The camera starts out away from the action, across the plaza; gradually it zooms in on the kids keeping away the stray dogs, then pans to men cutting wood (in my mental picture of this scene, the men are sort of behind the kids (vis-a-vis the pov) and a bit toward the union hall, the camera is moving across the plaza and a bit to the right) and then (continuing to the right, and swinging around) to the women cooking and to the people waiting; and the last word of the sentence is "hunger"! Then we linger lovingly on the food that's cooking, the centerpiece of this scene. (This and a passage a little later on when Christ is eating are beautiful food writing I must say -- this Rivera Letelier is extremely versatile.)

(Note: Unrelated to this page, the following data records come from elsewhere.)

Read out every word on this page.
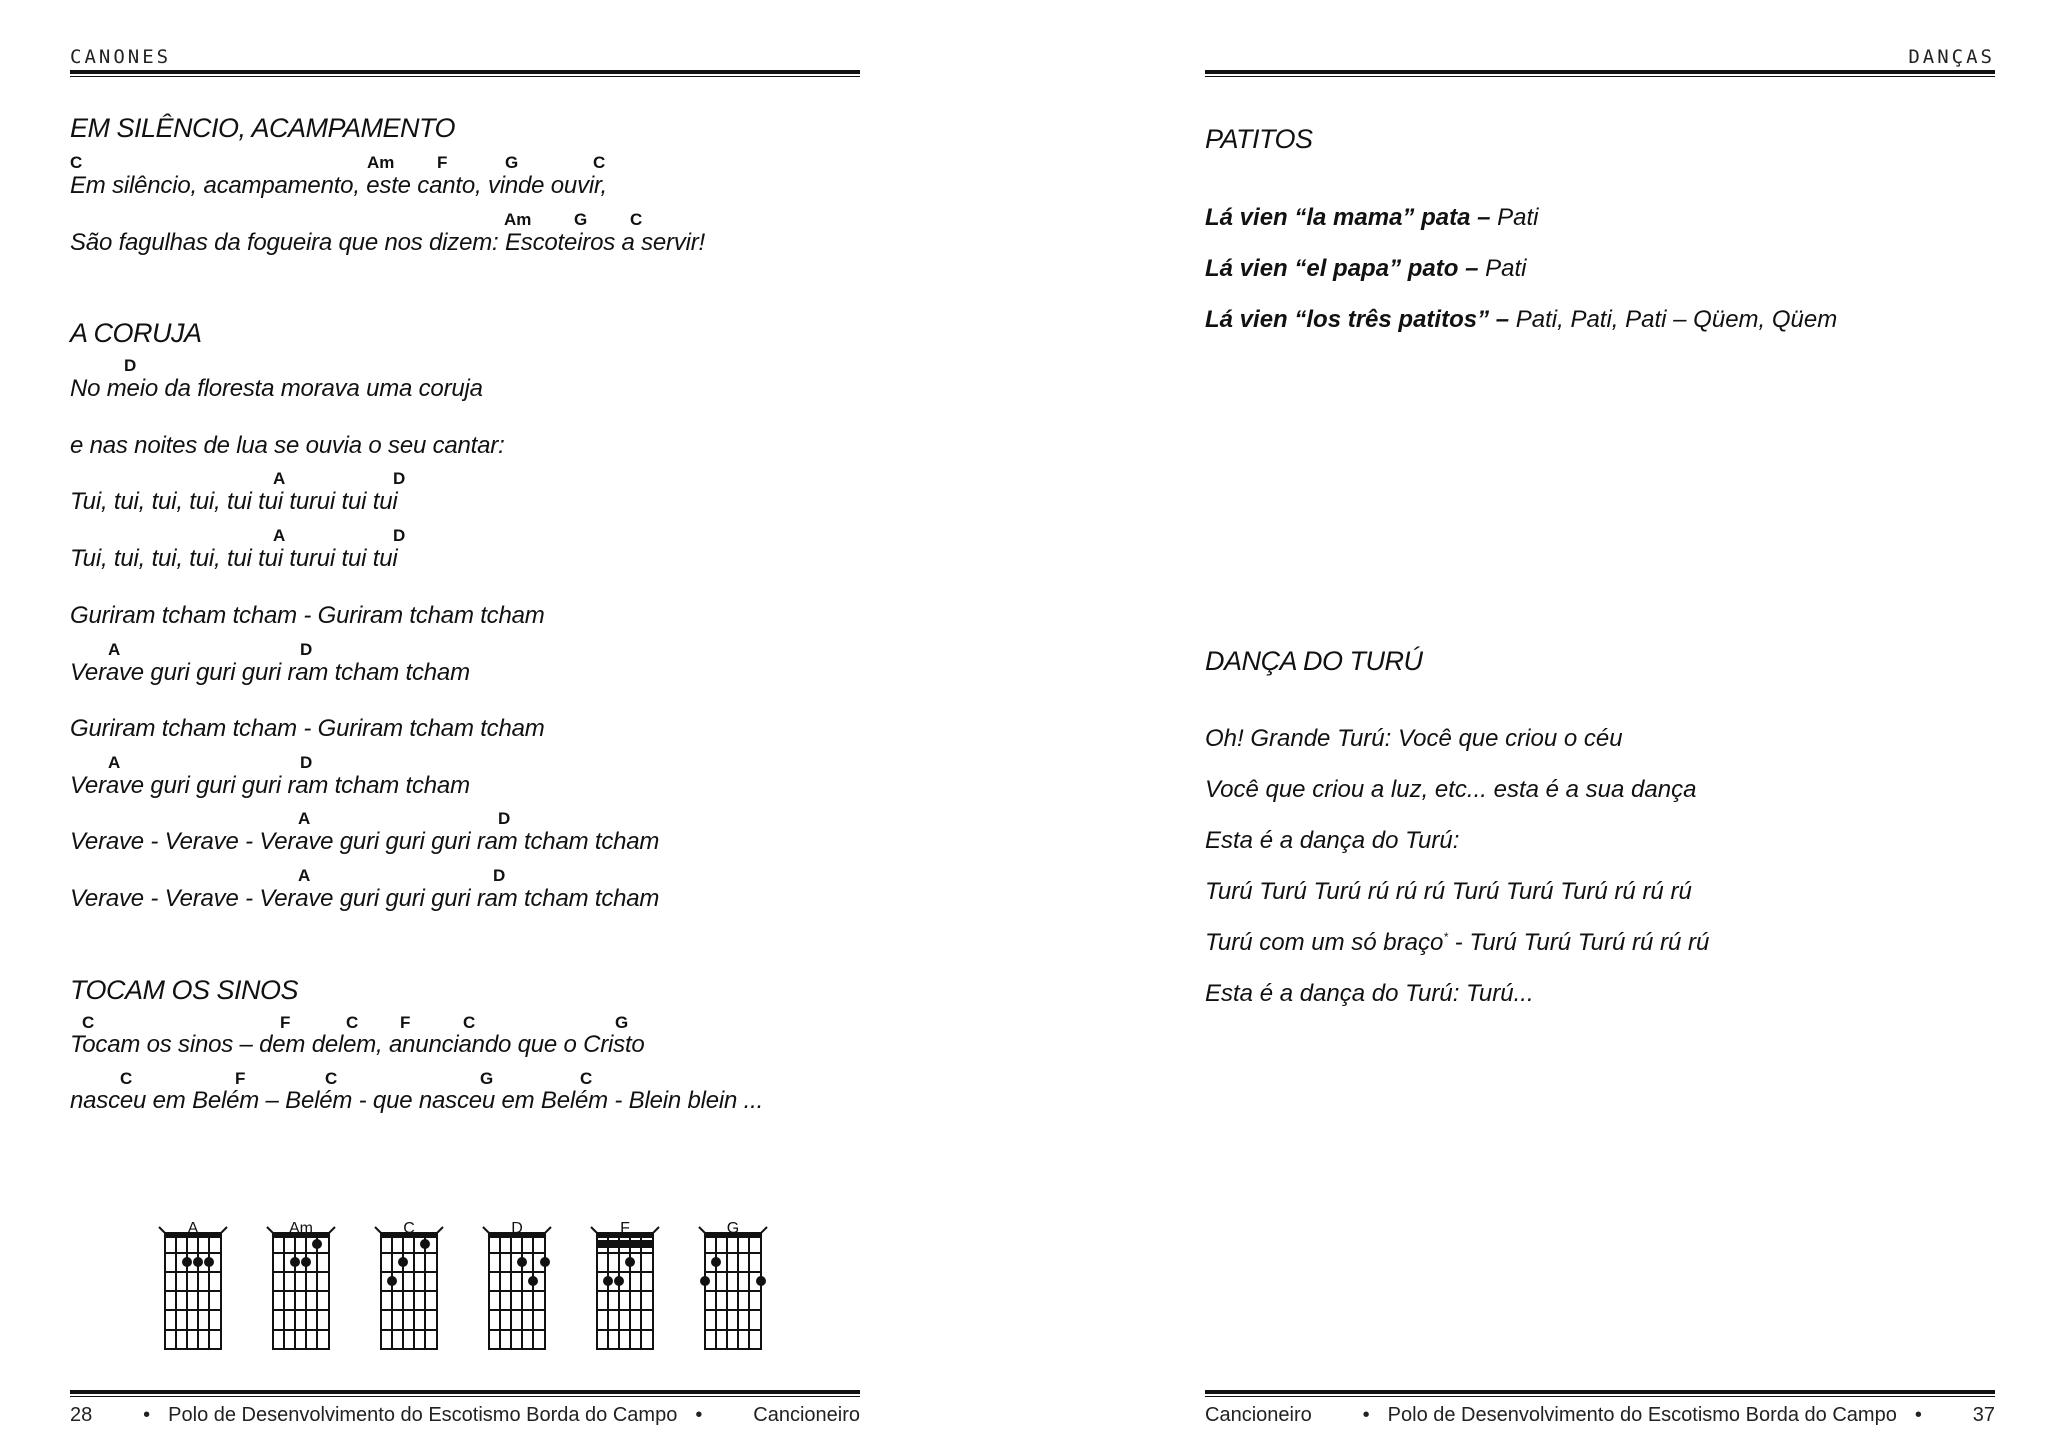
CANONES
EM SILÊNCIO, ACAMPAMENTO
C	Am	F	G	C
Em silêncio, acampamento, este canto, vinde ouvir,
Am	G	C
São fagulhas da fogueira que nos dizem: Escoteiros a servir!
A CORUJA
D
No meio da floresta morava uma coruja
e nas noites de lua se ouvia o seu cantar:
A	D
Tui, tui, tui, tui, tui tui turui tui tui
A	D
Tui, tui, tui, tui, tui tui turui tui tui
Guriram tcham tcham - Guriram tcham tcham
A	D
Verave guri guri guri ram tcham tcham
Guriram tcham tcham - Guriram tcham tcham
A	D
Verave guri guri guri ram tcham tcham
A	D
Verave - Verave - Verave guri guri guri ram tcham tcham
A	D
Verave - Verave - Verave guri guri guri ram tcham tcham
TOCAM OS SINOS
C	F	C F	C	G
Tocam os sinos – dem delem, anunciando que o Cristo
C	F	C	G	C
nasceu em Belém – Belém - que nasceu em Belém - Blein blein ...
A	Am	C	D	F	G
28	• Polo de Desenvolvimento do Escotismo Borda do Campo •	Cancioneiro
DANÇAS
PATITOS
Lá vien “la mama” pata – Pati
Lá vien “el papa” pato – Pati
Lá vien “los três patitos” – Pati, Pati, Pati – Qüem, Qüem
DANÇA DO TURÚ
Oh! Grande Turú: Você que criou o céu
Você que criou a luz, etc... esta é a sua dança
Esta é a dança do Turú:
Turú Turú Turú rú rú rú Turú Turú Turú rú rú rú
Turú com um só braço* - Turú Turú Turú rú rú rú
Esta é a dança do Turú: Turú...
Cancioneiro	• Polo de Desenvolvimento do Escotismo Borda do Campo •	37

Ellen and I watched Never Let Me Go this evening -- I am not sure quite what to say about it other than that I think it is an extremely faithful adaptation of the book: watching the movie felt very much like what I remember of the experience of reading the book. I would certainly recommend the movie on that basis alone; I thought it was a great, great book to read. But at the same time I'm not sure how necessary the movie is -- what it adds to the book. Some of the images were very powerful, such as Ruth hobbling on her walker the first time we see her after she has started donating, and Daniel screaming at the end of the film. And it was nice to have the "Never Let Me Go" song be an actual song that you could listen to. In general I liked the filming of the second half of the movie, when they were adults, much better than the portion set at Hailsham, which did not ring as true to me. The actors who played adult Tommy, Kathy, and Ruth all did a fantastic job.
(I'm just really puzzled by Manohla Dargis' review, the only review I've read of this film, by her claim that "your emotional response to the slow-creeping horror will most likely soon die, snuffed out by directorial choices that deaden a story already starved for oxygen." This just seems really off to me in a couple of different ways. * The direction seemed to me really well-done. * The movie is thoughtful and emotional, and the thoughtfulness does not kill the emotional response, quite the contrary. * You will find it confusing in places, how to respond emotionally, not be able to figure out quite what is going on until you think it through; this is an asset of the movie, one of the best things about it (and a way in which it is very successfully modeled after the book); Dargis seems to be complaining the movie is not manipulative enough, which just strikes me as a bizarre reaction.)
(...As James Sanford notes in his review, the transition from "young Kathy" to "adult Kathy" is excellent.)